I am sure that some readers at this stage are thinking "hiring officials don't have time to do this because they are so busy sorting through hundreds of potential employees." But this is the sort of communication that takes place once someone has winnowed down the list and started calling people or conducting interviews. By making it simple to find individuals with the particular competencies that are most important to an employer and then fostering easy professional discourse about those competencies, LRNs make this all much easier and faster.  

Current and Future Developments
Linda and her colleagues are now working hard on their badge system and the learning recognition practices they support. For example, it appears that few (if any) of their courses or badges are actually using Portfolium as a conventional eportfolio and using the completed student work as evidence of competencies. Meanwhile, Portfolium and Credly are working hard on their platforms to further integrate and streamline their various features.

There are lots of other features already available in Portfolium that are helping connect educators, employers, and learners. I am looking forward to learning more about them and following the further integration of digital badges into the site. I am hoping to secure support for an extended collaboration with Linda and a handful of other innovators to systematically refine and further streamline the new learning recognition practices afforded by LRNs. For example, we are not far away from linking the competencies LAHC3 initiative with the Credential Engine developed by the Lumina-funded Credential Transparency Initiative.

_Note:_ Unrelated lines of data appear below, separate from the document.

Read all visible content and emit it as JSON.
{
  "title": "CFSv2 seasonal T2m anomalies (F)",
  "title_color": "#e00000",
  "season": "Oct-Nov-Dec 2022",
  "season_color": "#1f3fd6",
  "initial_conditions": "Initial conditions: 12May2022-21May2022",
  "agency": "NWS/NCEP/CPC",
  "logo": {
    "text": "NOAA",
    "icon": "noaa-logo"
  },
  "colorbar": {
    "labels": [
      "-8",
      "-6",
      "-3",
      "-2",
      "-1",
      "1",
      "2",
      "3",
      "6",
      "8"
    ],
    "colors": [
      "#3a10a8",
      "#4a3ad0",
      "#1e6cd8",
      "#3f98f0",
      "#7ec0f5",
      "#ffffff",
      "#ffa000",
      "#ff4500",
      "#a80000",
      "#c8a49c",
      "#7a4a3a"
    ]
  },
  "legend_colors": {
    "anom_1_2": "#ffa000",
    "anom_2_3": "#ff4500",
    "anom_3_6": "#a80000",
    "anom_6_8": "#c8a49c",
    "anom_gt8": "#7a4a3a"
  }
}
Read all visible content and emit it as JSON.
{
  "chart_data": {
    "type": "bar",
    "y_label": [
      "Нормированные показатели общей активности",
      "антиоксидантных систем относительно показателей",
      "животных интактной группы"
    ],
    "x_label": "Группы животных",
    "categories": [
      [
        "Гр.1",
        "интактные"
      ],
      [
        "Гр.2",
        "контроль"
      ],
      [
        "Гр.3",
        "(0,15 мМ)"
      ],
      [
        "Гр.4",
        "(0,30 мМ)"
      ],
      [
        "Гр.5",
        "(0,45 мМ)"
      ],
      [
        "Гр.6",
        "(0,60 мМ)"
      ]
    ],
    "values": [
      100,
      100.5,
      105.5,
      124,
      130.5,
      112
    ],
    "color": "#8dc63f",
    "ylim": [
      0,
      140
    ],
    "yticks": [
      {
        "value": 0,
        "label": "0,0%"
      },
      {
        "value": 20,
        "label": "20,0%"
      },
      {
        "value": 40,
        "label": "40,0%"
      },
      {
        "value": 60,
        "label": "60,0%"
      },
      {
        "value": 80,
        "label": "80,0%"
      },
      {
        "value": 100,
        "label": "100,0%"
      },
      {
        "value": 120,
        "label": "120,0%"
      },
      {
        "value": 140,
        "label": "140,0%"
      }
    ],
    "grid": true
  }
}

The thing that I am particularly excited about is the new endorsement features that should emerge around the forthcoming Open Badge Specification 2.0 standards that are currently in development. As many readers may have heard, this work was moved over to the IMS Global Learning Consortium. As announced in this FAQ, Mozilla Foundation and Collective Shift are transferring the responsibility for the Open Badges specifications and community on January 1, 2017. This will provide a stable membership-driven context to support and sustain open badges. In a subsequent post, I will explore how the new 2.0 endorsement features might be used in the context of the LATTC HIPAA badge.